Aisha Beliso De-Jesús
Professor of American Studies Aisha M. Beliso-De Jesús, director of the Princeton University programs in American studies, Latino studies and Asian American studies, is a cultural and social anthropologist who has conducted ethnographic research with Santería practitioners in Cuba and the United States, and police officers and communities of color affected by police violence in the United States.
Her first book, Electric Santería: Racial and Sexual Assemblages of Transnational Religion (Columbia University Press, 2015), won the 2016 Albert J. Raboteau Award for the Best Book in Africana Religions. It details the transnational experience of Santería, in which racialized and gendered spirits, deities, priests, and religious travelers remake local, national, and political boundaries and actively reconfigure notions of technology and transnationalism. She is completing a second monograph that examines the policing of African diaspora religions in the United States. This work seeks to understand how race and religion impact policing practices through African diaspora religions such as Afro-Cuban Santería and Haitian Vodou. It is situated at the intersections of the anthropology of police, Africana studies, Latinx studies, and religious studies to re-think core issues around race, democracy, and religion.

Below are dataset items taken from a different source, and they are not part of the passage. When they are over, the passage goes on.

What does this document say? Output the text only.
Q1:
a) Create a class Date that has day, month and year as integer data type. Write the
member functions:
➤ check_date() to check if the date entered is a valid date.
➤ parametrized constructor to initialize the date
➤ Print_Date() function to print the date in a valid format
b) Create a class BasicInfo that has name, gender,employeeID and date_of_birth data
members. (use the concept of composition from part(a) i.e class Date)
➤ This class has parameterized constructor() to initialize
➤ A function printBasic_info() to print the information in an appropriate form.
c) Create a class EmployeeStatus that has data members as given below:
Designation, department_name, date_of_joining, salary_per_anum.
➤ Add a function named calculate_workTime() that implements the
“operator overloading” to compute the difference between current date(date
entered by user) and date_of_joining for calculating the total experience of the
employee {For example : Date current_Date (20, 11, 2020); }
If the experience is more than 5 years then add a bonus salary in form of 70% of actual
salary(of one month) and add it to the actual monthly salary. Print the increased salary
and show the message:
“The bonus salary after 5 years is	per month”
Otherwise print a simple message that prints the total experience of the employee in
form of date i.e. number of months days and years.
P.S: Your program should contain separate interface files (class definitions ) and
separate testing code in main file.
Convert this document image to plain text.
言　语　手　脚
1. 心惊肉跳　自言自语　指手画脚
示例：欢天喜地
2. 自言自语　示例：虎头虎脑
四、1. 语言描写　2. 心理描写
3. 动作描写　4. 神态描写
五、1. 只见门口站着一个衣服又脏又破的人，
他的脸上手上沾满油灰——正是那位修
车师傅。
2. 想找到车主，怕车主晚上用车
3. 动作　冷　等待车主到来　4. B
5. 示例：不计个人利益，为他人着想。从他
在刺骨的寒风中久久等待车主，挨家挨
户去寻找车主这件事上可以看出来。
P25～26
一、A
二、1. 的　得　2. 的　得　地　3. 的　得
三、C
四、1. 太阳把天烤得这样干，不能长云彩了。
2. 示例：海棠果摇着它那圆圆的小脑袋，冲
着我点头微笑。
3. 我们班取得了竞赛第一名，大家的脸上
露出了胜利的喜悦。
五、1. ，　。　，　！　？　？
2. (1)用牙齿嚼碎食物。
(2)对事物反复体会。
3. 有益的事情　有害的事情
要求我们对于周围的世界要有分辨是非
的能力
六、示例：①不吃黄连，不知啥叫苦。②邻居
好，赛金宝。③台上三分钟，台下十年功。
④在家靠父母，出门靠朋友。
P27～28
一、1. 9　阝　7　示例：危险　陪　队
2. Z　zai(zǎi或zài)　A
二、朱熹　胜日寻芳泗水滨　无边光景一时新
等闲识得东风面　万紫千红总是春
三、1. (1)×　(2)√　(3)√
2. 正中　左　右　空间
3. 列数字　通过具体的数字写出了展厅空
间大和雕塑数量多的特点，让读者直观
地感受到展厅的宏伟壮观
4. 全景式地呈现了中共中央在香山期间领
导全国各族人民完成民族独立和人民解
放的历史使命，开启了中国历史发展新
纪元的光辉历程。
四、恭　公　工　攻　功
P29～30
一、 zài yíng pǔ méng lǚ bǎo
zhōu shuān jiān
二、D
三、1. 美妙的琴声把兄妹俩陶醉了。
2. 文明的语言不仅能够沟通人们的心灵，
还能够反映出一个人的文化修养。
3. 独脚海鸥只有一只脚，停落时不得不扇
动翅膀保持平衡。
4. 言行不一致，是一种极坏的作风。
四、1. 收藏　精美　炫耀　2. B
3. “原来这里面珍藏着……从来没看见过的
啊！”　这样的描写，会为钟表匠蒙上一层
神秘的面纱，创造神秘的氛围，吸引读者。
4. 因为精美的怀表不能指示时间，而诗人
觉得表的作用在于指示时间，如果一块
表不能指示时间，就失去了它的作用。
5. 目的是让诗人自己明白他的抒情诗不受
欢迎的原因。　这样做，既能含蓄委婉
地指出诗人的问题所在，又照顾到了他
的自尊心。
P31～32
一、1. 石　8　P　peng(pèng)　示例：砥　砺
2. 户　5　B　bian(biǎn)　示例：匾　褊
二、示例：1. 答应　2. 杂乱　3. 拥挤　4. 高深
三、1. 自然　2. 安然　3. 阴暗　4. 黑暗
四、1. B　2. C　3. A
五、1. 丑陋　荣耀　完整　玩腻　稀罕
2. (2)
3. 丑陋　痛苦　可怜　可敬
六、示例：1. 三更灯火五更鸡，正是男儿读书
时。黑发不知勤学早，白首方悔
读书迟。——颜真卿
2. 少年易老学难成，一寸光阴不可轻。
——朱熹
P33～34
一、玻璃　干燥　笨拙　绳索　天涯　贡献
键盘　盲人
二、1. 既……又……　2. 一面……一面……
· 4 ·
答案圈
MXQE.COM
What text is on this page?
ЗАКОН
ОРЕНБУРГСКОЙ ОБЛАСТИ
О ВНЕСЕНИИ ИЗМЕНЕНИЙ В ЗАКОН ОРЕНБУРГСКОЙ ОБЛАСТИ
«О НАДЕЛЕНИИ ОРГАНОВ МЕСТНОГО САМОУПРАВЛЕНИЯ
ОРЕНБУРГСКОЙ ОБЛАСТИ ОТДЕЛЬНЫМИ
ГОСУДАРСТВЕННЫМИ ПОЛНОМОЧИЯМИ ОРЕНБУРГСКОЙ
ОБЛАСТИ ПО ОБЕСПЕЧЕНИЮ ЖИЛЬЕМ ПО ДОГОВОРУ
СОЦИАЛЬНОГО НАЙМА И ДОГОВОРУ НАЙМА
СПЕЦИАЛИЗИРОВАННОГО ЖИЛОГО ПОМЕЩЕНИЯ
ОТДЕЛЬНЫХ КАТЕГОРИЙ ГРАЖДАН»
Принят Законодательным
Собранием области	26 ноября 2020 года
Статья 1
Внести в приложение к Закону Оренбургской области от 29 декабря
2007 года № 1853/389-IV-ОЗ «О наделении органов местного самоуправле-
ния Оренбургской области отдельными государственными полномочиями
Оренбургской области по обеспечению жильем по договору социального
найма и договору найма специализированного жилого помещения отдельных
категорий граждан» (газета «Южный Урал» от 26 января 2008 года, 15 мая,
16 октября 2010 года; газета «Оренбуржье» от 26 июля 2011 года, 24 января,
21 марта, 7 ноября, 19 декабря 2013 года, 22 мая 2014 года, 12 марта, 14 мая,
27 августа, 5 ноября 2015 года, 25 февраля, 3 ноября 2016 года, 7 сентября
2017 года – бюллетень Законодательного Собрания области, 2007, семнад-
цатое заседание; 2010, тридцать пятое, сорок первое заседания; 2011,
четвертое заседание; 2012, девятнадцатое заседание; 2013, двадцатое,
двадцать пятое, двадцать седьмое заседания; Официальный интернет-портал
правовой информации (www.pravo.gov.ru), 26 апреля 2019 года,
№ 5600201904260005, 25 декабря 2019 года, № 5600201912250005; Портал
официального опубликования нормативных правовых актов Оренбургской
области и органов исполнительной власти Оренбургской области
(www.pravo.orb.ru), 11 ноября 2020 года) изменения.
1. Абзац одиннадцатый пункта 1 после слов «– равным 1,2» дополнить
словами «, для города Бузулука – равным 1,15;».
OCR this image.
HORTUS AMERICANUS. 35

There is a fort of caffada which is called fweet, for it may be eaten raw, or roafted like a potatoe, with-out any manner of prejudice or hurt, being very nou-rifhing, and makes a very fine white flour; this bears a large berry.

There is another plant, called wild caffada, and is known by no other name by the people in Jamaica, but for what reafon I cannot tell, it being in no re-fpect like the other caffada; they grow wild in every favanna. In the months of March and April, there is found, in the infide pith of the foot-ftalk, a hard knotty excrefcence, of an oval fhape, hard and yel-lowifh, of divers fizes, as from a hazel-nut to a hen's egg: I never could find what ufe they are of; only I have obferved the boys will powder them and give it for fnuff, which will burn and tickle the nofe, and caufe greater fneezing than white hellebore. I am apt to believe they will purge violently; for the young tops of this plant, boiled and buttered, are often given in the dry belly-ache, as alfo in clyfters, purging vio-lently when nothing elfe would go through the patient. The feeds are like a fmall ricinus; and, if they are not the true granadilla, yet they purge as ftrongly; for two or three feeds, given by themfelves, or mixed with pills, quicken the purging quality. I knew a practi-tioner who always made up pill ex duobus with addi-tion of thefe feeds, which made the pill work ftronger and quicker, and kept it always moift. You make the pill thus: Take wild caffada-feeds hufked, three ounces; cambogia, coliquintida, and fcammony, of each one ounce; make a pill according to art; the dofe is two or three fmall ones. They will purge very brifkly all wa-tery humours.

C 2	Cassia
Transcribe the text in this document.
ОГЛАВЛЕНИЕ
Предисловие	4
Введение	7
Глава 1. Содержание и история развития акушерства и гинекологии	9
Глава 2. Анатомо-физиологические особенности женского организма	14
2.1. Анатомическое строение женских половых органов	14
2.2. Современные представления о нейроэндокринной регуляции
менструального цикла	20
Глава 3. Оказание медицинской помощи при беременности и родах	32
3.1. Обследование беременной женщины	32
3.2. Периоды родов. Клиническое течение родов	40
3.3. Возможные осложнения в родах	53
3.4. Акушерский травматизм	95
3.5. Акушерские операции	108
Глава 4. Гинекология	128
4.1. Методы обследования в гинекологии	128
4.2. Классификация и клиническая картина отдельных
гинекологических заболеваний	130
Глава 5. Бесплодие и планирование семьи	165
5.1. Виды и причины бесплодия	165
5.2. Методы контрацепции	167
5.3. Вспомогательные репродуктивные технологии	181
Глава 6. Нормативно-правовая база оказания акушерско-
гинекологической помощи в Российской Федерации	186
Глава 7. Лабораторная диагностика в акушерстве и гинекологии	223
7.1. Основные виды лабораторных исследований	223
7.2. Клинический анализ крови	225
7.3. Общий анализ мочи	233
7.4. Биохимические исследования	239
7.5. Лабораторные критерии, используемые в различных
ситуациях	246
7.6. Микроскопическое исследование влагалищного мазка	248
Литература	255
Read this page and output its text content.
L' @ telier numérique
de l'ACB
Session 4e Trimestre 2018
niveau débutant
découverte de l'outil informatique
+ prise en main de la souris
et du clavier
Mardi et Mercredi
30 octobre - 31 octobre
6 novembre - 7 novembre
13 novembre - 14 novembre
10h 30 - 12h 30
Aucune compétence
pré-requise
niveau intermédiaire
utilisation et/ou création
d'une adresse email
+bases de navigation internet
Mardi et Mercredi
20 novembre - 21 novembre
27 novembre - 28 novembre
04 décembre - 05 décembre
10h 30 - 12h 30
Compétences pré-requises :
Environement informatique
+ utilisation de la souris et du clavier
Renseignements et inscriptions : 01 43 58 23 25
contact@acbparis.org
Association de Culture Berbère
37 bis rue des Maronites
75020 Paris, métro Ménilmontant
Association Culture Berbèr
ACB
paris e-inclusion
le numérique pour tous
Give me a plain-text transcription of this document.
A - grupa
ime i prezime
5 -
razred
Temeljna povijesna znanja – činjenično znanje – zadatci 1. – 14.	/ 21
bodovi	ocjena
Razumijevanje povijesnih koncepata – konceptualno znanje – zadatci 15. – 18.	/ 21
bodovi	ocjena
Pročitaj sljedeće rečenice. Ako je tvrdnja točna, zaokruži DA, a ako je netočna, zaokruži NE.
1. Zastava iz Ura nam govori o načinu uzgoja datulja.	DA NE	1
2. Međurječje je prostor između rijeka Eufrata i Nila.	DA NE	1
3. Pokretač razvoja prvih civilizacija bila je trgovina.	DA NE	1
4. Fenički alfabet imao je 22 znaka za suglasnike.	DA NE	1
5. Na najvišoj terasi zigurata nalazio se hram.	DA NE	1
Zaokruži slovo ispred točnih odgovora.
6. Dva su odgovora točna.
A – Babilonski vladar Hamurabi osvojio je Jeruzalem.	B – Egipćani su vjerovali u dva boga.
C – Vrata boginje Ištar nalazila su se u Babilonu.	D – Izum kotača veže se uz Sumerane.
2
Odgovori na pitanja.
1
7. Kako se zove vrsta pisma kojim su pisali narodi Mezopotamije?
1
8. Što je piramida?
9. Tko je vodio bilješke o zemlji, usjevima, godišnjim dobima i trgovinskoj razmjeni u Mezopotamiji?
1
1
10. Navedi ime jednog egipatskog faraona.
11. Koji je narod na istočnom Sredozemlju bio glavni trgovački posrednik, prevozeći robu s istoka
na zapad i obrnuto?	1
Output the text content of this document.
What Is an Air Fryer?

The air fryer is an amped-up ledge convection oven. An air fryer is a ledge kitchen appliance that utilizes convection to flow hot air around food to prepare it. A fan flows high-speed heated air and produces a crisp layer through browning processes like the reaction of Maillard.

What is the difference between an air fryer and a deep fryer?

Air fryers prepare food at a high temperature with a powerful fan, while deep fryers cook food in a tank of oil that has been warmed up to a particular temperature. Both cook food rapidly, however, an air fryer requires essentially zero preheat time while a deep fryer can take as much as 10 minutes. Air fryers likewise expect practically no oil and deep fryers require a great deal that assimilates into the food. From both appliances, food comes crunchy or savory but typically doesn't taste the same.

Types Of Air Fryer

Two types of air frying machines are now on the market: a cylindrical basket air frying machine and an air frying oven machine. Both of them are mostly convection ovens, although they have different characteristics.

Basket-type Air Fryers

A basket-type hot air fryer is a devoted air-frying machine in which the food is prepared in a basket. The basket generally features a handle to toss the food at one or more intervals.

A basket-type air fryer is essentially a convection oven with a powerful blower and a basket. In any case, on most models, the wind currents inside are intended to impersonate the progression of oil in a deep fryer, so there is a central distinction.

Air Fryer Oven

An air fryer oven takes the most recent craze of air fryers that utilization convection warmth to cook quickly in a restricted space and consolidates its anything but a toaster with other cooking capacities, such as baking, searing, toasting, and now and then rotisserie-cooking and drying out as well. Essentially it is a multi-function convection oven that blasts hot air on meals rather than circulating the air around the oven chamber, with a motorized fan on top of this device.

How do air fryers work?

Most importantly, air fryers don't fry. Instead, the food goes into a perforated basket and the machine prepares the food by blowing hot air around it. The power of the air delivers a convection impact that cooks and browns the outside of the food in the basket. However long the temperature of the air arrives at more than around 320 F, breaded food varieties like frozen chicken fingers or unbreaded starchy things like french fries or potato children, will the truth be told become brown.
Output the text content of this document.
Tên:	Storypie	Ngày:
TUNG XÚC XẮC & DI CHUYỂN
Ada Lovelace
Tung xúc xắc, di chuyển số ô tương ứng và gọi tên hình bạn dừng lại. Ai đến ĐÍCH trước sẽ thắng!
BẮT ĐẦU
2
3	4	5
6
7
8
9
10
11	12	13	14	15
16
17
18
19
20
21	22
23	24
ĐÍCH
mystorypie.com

Beliso-De Jesús is the co-founder and co-director of the Center on Transnational Policing (CTP) at Princeton University, and editor-in-chief of Transforming Anthropology, the flagship journal for the Association of Black Anthropologists. She earned her B.A. from the University of California, Berkeley and her M.A. and Ph.D. from Stanford University, where she is a 2021-22 fellow at the Center for Advanced Study in the Behavioral Sciences.